Chronic and later onset dietary restriction mitigate the age-associated decline in the mouse B cell receptor repertoire diversity

Ageing impairs the capacity of the organism to respond to novel antigens. Ageing individuals experience a decline in adaptive immune function, which translates into decreased protection against pathogens and decreased efficacy of vaccines. Dietary restriction (DR) is the most robust experimental regimen to extend life- and health span in various animal models and initiation of DR at older ages can recapture some of the health benefits of chronic DR. However, little is known about the effect of chronic or later onset DR on the ageing immune repertoire. Here, we report results of the first study of B cell receptor repertoire ageing of DR mice, and mice where DR was applied at the age of 16 months.

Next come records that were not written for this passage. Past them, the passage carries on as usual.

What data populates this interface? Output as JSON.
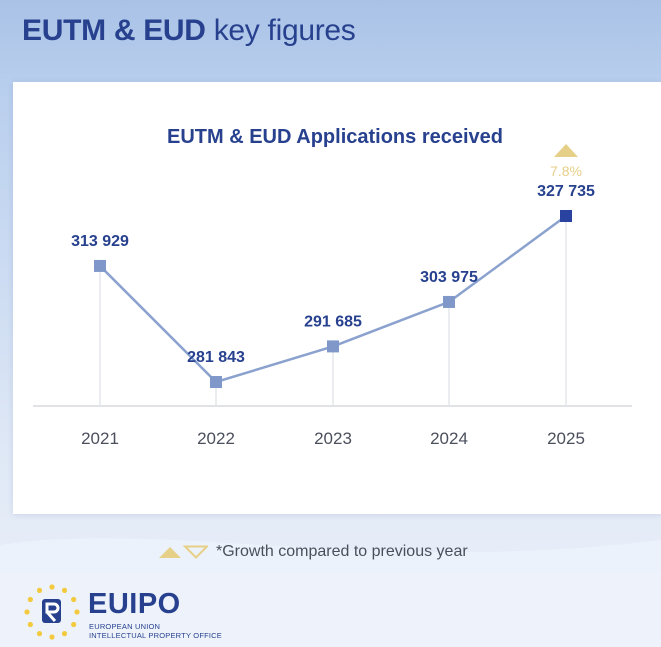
{
  "header": {
    "title_bold": "EUTM & EUD",
    "title_rest": "key figures"
  },
  "chart_data": {
    "type": "line",
    "title": "EUTM & EUD Applications received",
    "categories": [
      "2021",
      "2022",
      "2023",
      "2024",
      "2025"
    ],
    "values": [
      313929,
      281843,
      291685,
      303975,
      327735
    ],
    "value_labels": [
      "313 929",
      "281 843",
      "291 685",
      "303 975",
      "327 735"
    ],
    "growth": {
      "label": "7.8%",
      "direction": "up",
      "category": "2025"
    },
    "colors": {
      "line": "#8ba2cf",
      "marker": "#7f98c9",
      "marker_latest": "#2b43a0",
      "value_label": "#27418f",
      "growth": "#e6cf86"
    },
    "grid": false
  },
  "footnote": {
    "text": "*Growth compared to previous year"
  },
  "logo": {
    "name": "EUIPO",
    "line1": "EUROPEAN UNION",
    "line2": "INTELLECTUAL PROPERTY OFFICE",
    "icon": "euipo-star-circle-icon"
  }
}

DR delays both the age-associated decline of within-individual spleen repertoire diversity, as well as the increase of clonal expansions. Further, mice starting DR at 16 months have spleen repertoire diversity and clonal expansion rates indistinguishable from mice under chronic DR. Thus, DR-mediated B cell receptor repertoire responsiveness is predominantly characterised by the preservation of a more diverse spleen repertoire, which is less prone to clonal expansions. The association of reduced within-individual diversity and increased clonal expansions with a higher morbidity index provides the first direct evidence for a functional implication of B cell repertoire dynamics in the health benefits of chronic DR treatment, as well as 16 months later-onset DR.